Monday, June 22, 2020

Has Anyone Heard This about Search Warrants in Utah?

Utah now has the strongest protection of your private data, including cell phone contents, by requiring police to get a search warrant before access. Law enforcement fought HB57 but lost to the Constitutional protections of the 4th Amendment. ⁃ TN Editor

Specifically, HB0057 does the following:
  • Requires the issuance of a search warrant to obtain certain electronic information or data.
  • Necessitates that when someone’s electronic data or information has been obtained there will be notification.
  • Declares that electronic information and data obtained without a warrant be excluded from consideration in legal cases.
  • “Electronic information and data” was defined as being any information or data including a sign, signal, writing, image, sound, or intelligence of any nature transmitted or stored in whole or in part by a wire, radio, electromagnetic, photoelectronic, or photo optical system. The definition includes location information, stored data, and transmitted data of an electronic device
I have never understood why so many people think search warrants are not required for things like your phone, etc. Seems to me like the amendment that requires search warrants is explicit.
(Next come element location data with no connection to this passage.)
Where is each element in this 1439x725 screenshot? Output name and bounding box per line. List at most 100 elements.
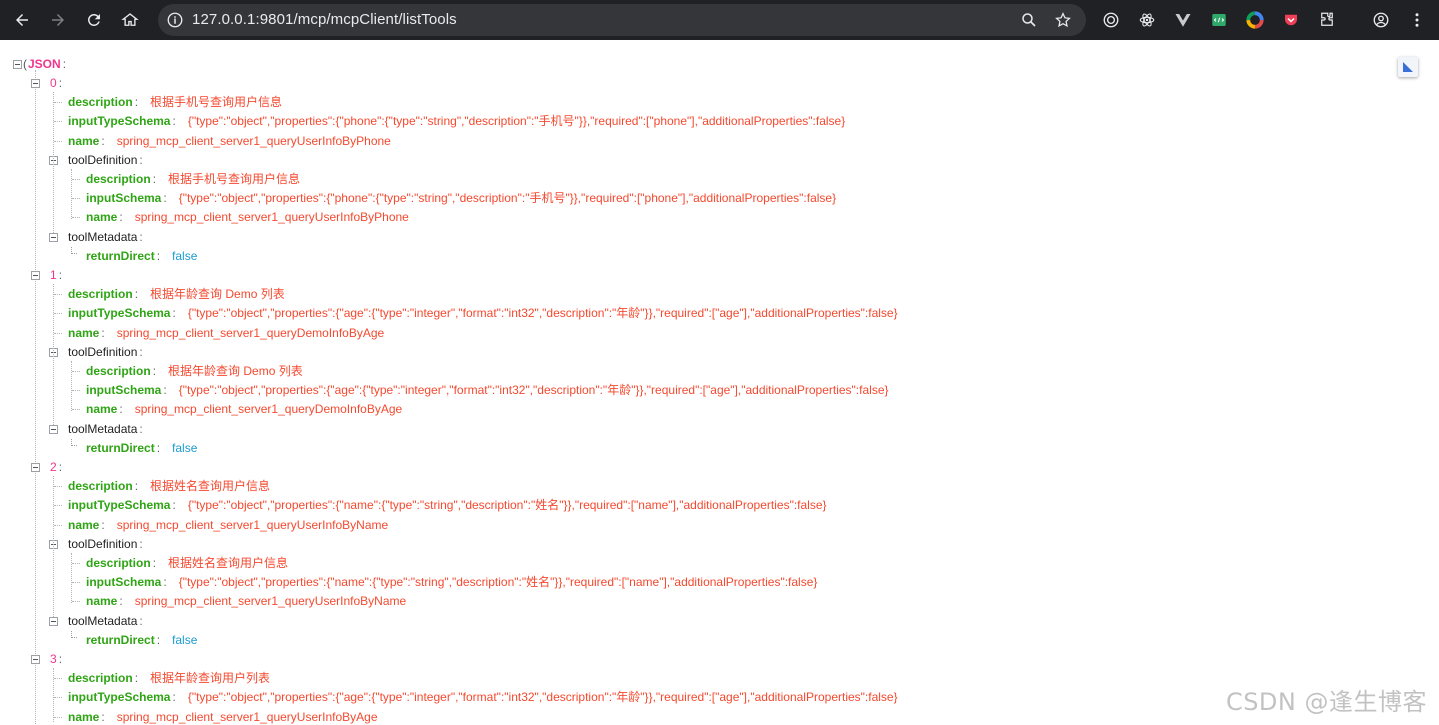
item-3-description-value[interactable]: 根据年龄查询用户列表 [150, 671, 270, 685]
item-2-def-name: name: spring_mcp_client_server1_queryUser… [86, 594, 407, 609]
array-index-label: 2 [50, 460, 57, 474]
profile-avatar-icon[interactable] [1370, 9, 1392, 31]
collapse-toolmetadata-0-toggle[interactable] [49, 232, 58, 242]
tree-connector [53, 668, 54, 722]
item-1-toolmetadata: toolMetadata: [68, 421, 143, 436]
item-1-name-key: name [68, 325, 100, 340]
tree-connector [54, 678, 62, 680]
item-1-tooldefinition-key: toolDefinition [68, 344, 138, 359]
item-1-name-value[interactable]: spring_mcp_client_server1_queryDemoInfoB… [117, 326, 384, 340]
item-0-name-key: name [68, 133, 100, 148]
collapse-item-3-toggle[interactable] [31, 655, 40, 664]
item-1-inputTypeSchema-key: inputTypeSchema [68, 306, 171, 321]
item-1-toolmetadata-key: toolMetadata [68, 421, 138, 436]
item-0-description-value[interactable]: 根据手机号查询用户信息 [150, 95, 282, 109]
arrow-left-icon [16, 14, 28, 26]
item-0-inputTypeSchema: inputTypeSchema: {"type":"object","proper… [68, 114, 846, 129]
item-1-description-key: description [68, 287, 133, 302]
item-1-tooldefinition: toolDefinition: [68, 344, 143, 359]
extension-vue-icon[interactable] [1172, 9, 1194, 31]
tree-connector [72, 390, 80, 392]
extension-react-icon[interactable] [1136, 9, 1158, 31]
extension-target-icon[interactable] [1100, 9, 1122, 31]
zoom-icon[interactable] [1020, 11, 1038, 29]
collapse-root-toggle[interactable] [13, 60, 22, 69]
item-0-def-description-value[interactable]: 根据手机号查询用户信息 [168, 172, 300, 186]
tree-connector [72, 582, 80, 584]
forward-button[interactable] [46, 8, 70, 32]
item-2-returndirect: returnDirect: false [86, 632, 198, 647]
item-3-name: name: spring_mcp_client_server1_queryUser… [68, 709, 378, 724]
item-0-returndirect: returnDirect: false [86, 248, 198, 263]
item-2-def-inputSchema: inputSchema: {"type":"object","properties… [86, 575, 818, 590]
browser-menu-icon[interactable] [1406, 9, 1428, 31]
viewer-toggle-button[interactable] [1398, 57, 1418, 77]
extension-devtools-icon[interactable] [1208, 9, 1230, 31]
extension-pocket-icon[interactable] [1280, 9, 1302, 31]
item-0-def-inputSchema-value[interactable]: {"type":"object","properties":{"phone":{… [179, 191, 836, 205]
collapse-item-1-toggle[interactable] [31, 271, 40, 280]
item-3-name-value[interactable]: spring_mcp_client_server1_queryUserInfoB… [117, 710, 378, 724]
item-0-description-key: description [68, 95, 133, 110]
item-0-returndirect-value[interactable]: false [172, 249, 197, 263]
item-2-returndirect-key: returnDirect [86, 632, 155, 647]
item-2-inputTypeSchema: inputTypeSchema: {"type":"object","proper… [68, 498, 827, 513]
item-1-description: description: 根据年龄查询 Demo 列表 [68, 287, 285, 302]
item-1-inputTypeSchema: inputTypeSchema: {"type":"object","proper… [68, 306, 898, 321]
collapse-toolmetadata-1-toggle[interactable] [49, 424, 58, 434]
tree-connector [54, 716, 62, 718]
item-2-description-key: description [68, 479, 133, 494]
item-0-description: description: 根据手机号查询用户信息 [68, 95, 283, 110]
item-0-toolmetadata: toolMetadata: [68, 229, 143, 244]
home-button[interactable] [118, 8, 142, 32]
tree-connector [54, 332, 62, 334]
collapse-item-2-toggle[interactable] [31, 463, 40, 472]
item-0-inputTypeSchema-key: inputTypeSchema [68, 114, 171, 129]
tree-line [35, 70, 36, 725]
tree-connector [54, 102, 62, 104]
item-0-def-name-key: name [86, 210, 118, 225]
tree-connector [53, 284, 54, 425]
address-bar[interactable]: 127.0.0.1:9801/mcp/mcpClient/listTools [158, 4, 1086, 36]
item-1-def-description-key: description [86, 364, 151, 378]
item-1-inputTypeSchema-value[interactable]: {"type":"object","properties":{"age":{"t… [188, 306, 898, 320]
info-icon[interactable] [166, 11, 184, 29]
item-2-toolmetadata: toolMetadata: [68, 613, 143, 628]
item-2-returndirect-value[interactable]: false [172, 633, 197, 647]
tree-connector [72, 371, 80, 372]
item-0-def-name-value[interactable]: spring_mcp_client_server1_queryUserInfoB… [135, 210, 409, 224]
item-2-inputTypeSchema-value[interactable]: {"type":"object","properties":{"name":{"… [188, 498, 827, 512]
item-1-def-description-value[interactable]: 根据年龄查询 Demo 列表 [168, 364, 303, 378]
item-1-def-name-value[interactable]: spring_mcp_client_server1_queryDemoInfoB… [135, 402, 402, 416]
item-1-def-name: name: spring_mcp_client_server1_queryDemo… [86, 402, 403, 417]
item-0-def-description-key: description [86, 172, 151, 186]
item-2-description-value[interactable]: 根据姓名查询用户信息 [150, 479, 270, 493]
arrow-right-icon [52, 14, 64, 26]
extensions-puzzle-icon[interactable] [1316, 9, 1338, 31]
bookmark-star-icon[interactable] [1054, 11, 1072, 29]
item-2-def-description: description: 根据姓名查询用户信息 [86, 556, 289, 570]
item-2-def-description-value[interactable]: 根据姓名查询用户信息 [168, 556, 288, 570]
extension-color-wheel-icon[interactable] [1244, 9, 1266, 31]
back-button[interactable] [10, 8, 34, 32]
item-0-def-name: name: spring_mcp_client_server1_queryUser… [86, 210, 409, 225]
item-1-description-value[interactable]: 根据年龄查询 Demo 列表 [150, 287, 285, 301]
item-0-inputTypeSchema-value[interactable]: {"type":"object","properties":{"phone":{… [188, 114, 845, 128]
json-root-label: JSON [28, 57, 61, 71]
collapse-item-0-toggle[interactable] [31, 79, 40, 88]
item-2-def-name-value[interactable]: spring_mcp_client_server1_queryUserInfoB… [135, 594, 406, 608]
item-2-name-value[interactable]: spring_mcp_client_server1_queryUserInfoB… [117, 518, 388, 532]
collapse-toolmetadata-2-toggle[interactable] [49, 616, 58, 626]
tree-connector [54, 313, 62, 315]
reload-button[interactable] [82, 8, 106, 32]
item-3-inputTypeSchema-value[interactable]: {"type":"object","properties":{"age":{"t… [188, 690, 898, 704]
array-index-2: 2: [50, 460, 63, 474]
tree-connector [53, 92, 54, 233]
item-1-returndirect-value[interactable]: false [172, 441, 197, 455]
item-0-name-value[interactable]: spring_mcp_client_server1_queryUserInfoB… [117, 134, 391, 148]
item-2-def-inputSchema-value[interactable]: {"type":"object","properties":{"name":{"… [179, 575, 818, 589]
corner-triangle-icon [1403, 62, 1413, 72]
item-1-def-inputSchema-value[interactable]: {"type":"object","properties":{"age":{"t… [179, 383, 889, 397]
url-text[interactable]: 127.0.0.1:9801/mcp/mcpClient/listTools [192, 11, 457, 28]
json-viewer: (JSON: 0: description: 根据手机号查询用户信息 inputTyp… [0, 44, 1439, 725]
Here is the text of the 4th amendment of the Bill of Rights:

Amendment IV

The right of the people to be secure in their persons, houses, papers, and effects, against unreasonable searches and seizures, shall not be violated, and no warrants shall issue, but upon probable cause, supported by oath or affirmation, and particularly describing the place to be searched, and the persons or things to be seized.
Seems to be quite clear to me: persons, houses, papers, and effects. Is not my phone an effect of mine?